Я знала, что это ужасно неприлично. Приличным людям полагалось объясняться туманными намёками, недомолвками и экивоками. И, естественно, я должна была дождаться его признания, но никак не наоборот.
Однако с ним я нарушала приличия уже так часто и так грубо, что это — не в счёт.
— Я люблю вас.
Это сказалось куда легче и тише, чем я ожидала. И в молчании, наступившем затем, стёршем время и остановившем часы, тикавшие на каминной полке, я увидела, как едва заметно дрогнули его светлые, будто заиндевевшие ресницы.
И только.
Казалось, моё дыхание и сердце замерли вместе с секундной стрелкой.
Если я всё же невероятным образом заблуждаюсь…
— Ребекка, уходите, — проговорил Гэбриэл под аккомпанемент часов, возобновивших свой ход с первым его словом. — Возвращайтесь домой. Вы увлеклись образом, который сами себе придумали, не более.
Несказанное, звучавшее между строк — глухостью его голоса, намёком на отзвук тоски, — говорило куда больше сказанного. Вернув мне и дыхание, и сердцебиение.
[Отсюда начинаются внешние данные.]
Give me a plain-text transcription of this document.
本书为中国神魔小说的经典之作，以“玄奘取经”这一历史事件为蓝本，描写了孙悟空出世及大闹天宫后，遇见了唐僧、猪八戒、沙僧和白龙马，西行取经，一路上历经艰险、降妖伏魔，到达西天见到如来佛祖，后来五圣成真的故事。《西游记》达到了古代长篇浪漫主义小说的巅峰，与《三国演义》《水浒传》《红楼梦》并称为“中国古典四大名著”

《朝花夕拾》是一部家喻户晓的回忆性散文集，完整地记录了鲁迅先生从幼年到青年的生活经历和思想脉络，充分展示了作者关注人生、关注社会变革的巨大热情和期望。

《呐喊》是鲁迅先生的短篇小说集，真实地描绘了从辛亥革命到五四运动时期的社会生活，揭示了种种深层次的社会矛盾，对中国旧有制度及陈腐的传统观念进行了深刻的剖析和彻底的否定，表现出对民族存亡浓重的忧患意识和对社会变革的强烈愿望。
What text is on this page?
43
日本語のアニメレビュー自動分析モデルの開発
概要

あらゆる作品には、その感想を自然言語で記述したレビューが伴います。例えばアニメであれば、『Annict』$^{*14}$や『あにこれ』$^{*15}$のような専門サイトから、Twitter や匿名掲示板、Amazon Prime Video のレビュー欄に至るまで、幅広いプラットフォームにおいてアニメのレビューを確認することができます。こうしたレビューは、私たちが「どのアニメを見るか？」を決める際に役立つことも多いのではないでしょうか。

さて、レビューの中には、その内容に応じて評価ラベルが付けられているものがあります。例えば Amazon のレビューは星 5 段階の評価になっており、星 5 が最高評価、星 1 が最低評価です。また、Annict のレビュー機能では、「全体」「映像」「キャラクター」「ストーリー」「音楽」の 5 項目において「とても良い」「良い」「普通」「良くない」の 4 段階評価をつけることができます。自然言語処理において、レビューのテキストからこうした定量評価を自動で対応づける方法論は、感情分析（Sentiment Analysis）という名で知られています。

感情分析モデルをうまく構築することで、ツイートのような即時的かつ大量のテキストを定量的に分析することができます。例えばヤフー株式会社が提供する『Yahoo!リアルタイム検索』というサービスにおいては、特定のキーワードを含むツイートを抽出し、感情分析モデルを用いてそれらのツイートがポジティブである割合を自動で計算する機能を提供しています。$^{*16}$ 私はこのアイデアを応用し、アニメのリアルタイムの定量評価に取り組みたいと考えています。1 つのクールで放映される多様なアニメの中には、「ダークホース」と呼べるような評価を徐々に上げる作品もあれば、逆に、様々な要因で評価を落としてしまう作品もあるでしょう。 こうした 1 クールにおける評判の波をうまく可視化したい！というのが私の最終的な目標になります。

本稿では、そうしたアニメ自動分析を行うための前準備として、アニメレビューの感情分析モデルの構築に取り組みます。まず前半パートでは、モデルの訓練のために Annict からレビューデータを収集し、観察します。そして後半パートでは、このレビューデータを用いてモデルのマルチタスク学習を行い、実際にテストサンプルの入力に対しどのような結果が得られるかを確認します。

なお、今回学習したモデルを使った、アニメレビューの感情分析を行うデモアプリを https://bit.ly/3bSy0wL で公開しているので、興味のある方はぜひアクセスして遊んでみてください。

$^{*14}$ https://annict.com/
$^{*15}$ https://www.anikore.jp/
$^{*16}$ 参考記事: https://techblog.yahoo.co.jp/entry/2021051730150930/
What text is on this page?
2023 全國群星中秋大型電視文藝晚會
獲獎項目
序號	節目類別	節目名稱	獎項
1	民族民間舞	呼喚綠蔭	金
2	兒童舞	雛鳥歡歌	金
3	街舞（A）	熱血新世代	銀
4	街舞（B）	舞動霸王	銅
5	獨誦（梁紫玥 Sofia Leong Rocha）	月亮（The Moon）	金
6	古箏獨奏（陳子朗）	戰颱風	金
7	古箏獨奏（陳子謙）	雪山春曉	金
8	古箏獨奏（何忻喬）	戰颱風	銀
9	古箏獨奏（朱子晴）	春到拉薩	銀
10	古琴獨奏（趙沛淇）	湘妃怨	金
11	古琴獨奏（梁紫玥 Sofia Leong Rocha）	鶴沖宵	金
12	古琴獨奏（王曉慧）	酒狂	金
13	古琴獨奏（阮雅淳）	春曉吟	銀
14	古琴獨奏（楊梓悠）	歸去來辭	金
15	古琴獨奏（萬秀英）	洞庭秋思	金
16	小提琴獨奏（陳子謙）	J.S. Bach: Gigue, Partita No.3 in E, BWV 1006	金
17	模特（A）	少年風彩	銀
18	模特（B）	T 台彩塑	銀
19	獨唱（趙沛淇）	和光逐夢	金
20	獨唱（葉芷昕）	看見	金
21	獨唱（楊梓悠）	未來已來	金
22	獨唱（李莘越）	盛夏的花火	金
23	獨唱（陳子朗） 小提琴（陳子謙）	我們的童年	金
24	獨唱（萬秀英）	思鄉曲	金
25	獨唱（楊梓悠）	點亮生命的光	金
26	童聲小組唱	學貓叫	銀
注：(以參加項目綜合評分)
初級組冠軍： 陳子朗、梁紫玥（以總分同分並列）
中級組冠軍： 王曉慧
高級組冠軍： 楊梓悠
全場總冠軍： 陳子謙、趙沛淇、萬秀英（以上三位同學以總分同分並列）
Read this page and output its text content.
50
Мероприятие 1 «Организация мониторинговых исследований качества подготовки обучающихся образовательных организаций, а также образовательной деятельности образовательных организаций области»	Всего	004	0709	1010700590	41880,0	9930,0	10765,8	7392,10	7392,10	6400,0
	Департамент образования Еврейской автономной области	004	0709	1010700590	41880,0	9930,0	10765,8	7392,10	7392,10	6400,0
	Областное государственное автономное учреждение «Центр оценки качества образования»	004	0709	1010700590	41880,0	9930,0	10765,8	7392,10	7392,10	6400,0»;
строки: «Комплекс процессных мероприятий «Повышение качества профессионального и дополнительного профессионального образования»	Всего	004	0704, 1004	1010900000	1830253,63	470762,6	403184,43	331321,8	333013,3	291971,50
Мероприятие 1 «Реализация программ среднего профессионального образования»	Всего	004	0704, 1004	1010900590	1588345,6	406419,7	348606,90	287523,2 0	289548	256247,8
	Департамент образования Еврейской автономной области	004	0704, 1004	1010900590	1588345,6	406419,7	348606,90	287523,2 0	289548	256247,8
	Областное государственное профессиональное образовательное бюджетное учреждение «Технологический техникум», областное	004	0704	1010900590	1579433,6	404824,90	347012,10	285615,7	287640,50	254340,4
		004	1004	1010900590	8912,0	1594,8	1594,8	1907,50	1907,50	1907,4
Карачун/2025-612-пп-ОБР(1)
— Нет. Не уйду. — Я подалась вперёд, и мы оказались так близко, что несоприкосновение лишь придало интимности нашим необъятиям. — И мне нет никакого дела до крови на ваших руках. Мне всё равно, убей вы хоть сто тысяч убийц. Невинных — уже не хотелось бы, но и то не знаю.
Быть далеко друг от друга и то легче, чем стоять так. В одном движении от него, мучительно желая — и не смея преодолеть мизерное расстояние, куда едва бы поместилась ладонь.
— Меня останавливала только моя глупость, ведь избранницам оборотней свойственно плохо заканчивать. Но поскольку мне не грозит в одну прекрасную ночь быть съеденной собственным мужем, я могу с огромным облегчением считать, что между мной и вами нет никаких препятствий. Я люблю вас. — Сказать это снова оказалось ещё легче, чем впервые. — И знаю, что вы любите меня, и даже не пытайтесь лгать, что нет. Вы вполне на это способны, дабы снова попытаться спасти бедную невинную меня от страшного развратного себя, но я всё равно не поверю.
Его губы тронула улыбка, однако веселья в ней не было ни капли.
— Нет. Лгать я не думал. — Эта улыбка пробилась и в его голос, и в глаза, смотревшие на меня глубоко и бархатно, казавшиеся темнее обычного. — Разве такое… такое, как ты, можно не любить?
Это прозвучало просто и почти устало. В этом не было ни патетики, ни сладости, ни других вещей, которых после романов я ждала от любовного откровения.
И это — одна короткая фраза — захлестнуло меня большим теплом и восторженной нежностью, чем любая пафосная коленопреклонённая речь.
— Это не отменяет того, что тебе лучше уйти, — помолчав, сказал он.
Я не удивилась.
— Почему?
— Хотя бы потому, что достопочтенный мистер Лочестер никогда не отдаст мне твоей руки. По крайней мере, пока не захочет избавиться от своей супруги, устроив ей сердечный приступ.
— С тем, кто в совершенстве овладел искусством произвольно превращать своё сердце в ледышку, приступ приключиться не может, — уверенно ответила я. — А папа будет счастлив, если я буду счастлива. Но даже если мне придётся отречься от семьи, я отрекусь.